Sound collages and mechanical grass are being created with the Jet Propulsion Laboratory, in a collaboration to unlock creative pathways that “are just not open.”

Surveying the convoluted amalgamation of equipment in his windowless lab at NASA’s Jet Propulsion Laboratory the other day, Kevin P. Hand, a planetary scientist and astrobiologist, said he sees “a massive experiment to simulate Jupiter’s moon Europa.” But visual artists looking at the same tangle, he noted, might “see this as some sort of bizarre sculpture.”

Pointing out a direct-to-Earth antenna, Hand added, “an artist comes in and says, what is this pointillism creation that you’ve got going on here?”

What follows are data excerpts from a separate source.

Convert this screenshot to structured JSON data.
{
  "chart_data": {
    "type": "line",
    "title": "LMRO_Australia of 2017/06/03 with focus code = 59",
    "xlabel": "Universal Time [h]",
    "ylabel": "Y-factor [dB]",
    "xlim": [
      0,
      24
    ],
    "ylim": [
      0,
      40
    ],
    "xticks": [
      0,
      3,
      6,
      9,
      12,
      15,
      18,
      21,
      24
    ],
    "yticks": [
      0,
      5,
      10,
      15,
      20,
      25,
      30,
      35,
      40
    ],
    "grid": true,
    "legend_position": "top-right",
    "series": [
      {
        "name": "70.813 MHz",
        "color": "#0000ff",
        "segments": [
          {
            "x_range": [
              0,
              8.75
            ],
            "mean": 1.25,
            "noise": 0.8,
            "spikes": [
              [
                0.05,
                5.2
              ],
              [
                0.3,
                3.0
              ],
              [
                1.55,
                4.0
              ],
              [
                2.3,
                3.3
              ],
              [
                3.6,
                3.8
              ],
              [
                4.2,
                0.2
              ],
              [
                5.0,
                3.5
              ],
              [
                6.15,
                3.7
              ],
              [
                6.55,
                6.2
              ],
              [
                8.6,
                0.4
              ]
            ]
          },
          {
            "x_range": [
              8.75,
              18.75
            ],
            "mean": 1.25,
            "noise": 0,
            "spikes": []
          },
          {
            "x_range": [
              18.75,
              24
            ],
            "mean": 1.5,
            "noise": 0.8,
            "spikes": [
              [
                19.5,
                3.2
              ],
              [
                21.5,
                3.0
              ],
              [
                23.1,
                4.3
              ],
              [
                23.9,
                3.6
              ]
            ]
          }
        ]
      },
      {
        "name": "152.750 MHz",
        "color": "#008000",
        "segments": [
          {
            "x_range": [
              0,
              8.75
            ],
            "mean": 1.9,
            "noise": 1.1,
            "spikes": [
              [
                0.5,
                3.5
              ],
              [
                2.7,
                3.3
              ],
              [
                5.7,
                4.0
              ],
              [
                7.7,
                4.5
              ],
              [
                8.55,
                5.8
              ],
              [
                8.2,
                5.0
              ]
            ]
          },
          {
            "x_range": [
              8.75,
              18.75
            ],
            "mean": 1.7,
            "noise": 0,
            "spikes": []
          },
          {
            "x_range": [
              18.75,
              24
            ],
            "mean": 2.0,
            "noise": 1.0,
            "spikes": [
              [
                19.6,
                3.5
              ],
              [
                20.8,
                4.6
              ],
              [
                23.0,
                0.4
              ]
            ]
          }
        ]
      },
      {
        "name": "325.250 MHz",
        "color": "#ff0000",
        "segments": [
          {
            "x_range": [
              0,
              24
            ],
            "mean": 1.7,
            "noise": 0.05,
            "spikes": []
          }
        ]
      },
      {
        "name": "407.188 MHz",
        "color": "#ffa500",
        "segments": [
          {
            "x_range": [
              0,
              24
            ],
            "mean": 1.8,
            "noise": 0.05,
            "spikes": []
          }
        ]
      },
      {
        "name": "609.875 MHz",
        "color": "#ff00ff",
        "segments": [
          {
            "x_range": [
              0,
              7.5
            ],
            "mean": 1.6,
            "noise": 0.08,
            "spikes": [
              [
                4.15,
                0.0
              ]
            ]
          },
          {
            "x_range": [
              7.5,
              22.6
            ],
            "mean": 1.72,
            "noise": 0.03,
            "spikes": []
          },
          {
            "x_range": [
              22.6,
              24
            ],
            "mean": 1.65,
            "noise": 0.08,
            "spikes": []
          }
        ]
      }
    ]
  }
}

Hand is among the scientists working with artists to create “Blended Worlds: Experiments in Interplanetary Imagination,” one of about 70 installations taking part in “PST Art,” the behemoth of an exhibition that officially opens Sept. 15 and runs through Feb. 23 at museums and other nonprofits across Southern California.

Originally called “Pacific Standard Time” and funded by the Getty, “PST Art,” on its third iteration, will explore connections between art and science. Artists are digging into topics ranging from climate change and ecofeminism to environmental justice and medieval astrology.

With earlier editions focusing on Los Angeles (2011) and then Latin American art (2017), “PST Art” has become an embodiment of the region’s vibrant art scene, a uniting force among museums and an opportunity for smaller institutions to gain more visibility among their higher-profile counterparts. In 2023, the Getty announced that “PST Art” would occur every five years, rather than periodically, starting in 2030.

“It’s a huge glue for bringing together all sorts of organizations across Southern California at the same time and it has this reputation and reach nationally and globally,” said Katherine E. Fleming, the Getty’s president and chief executive. “We’re not commissioning. We’re responding to ideas institutions have with support. Everyone is doing things their way but with this shared common theme.”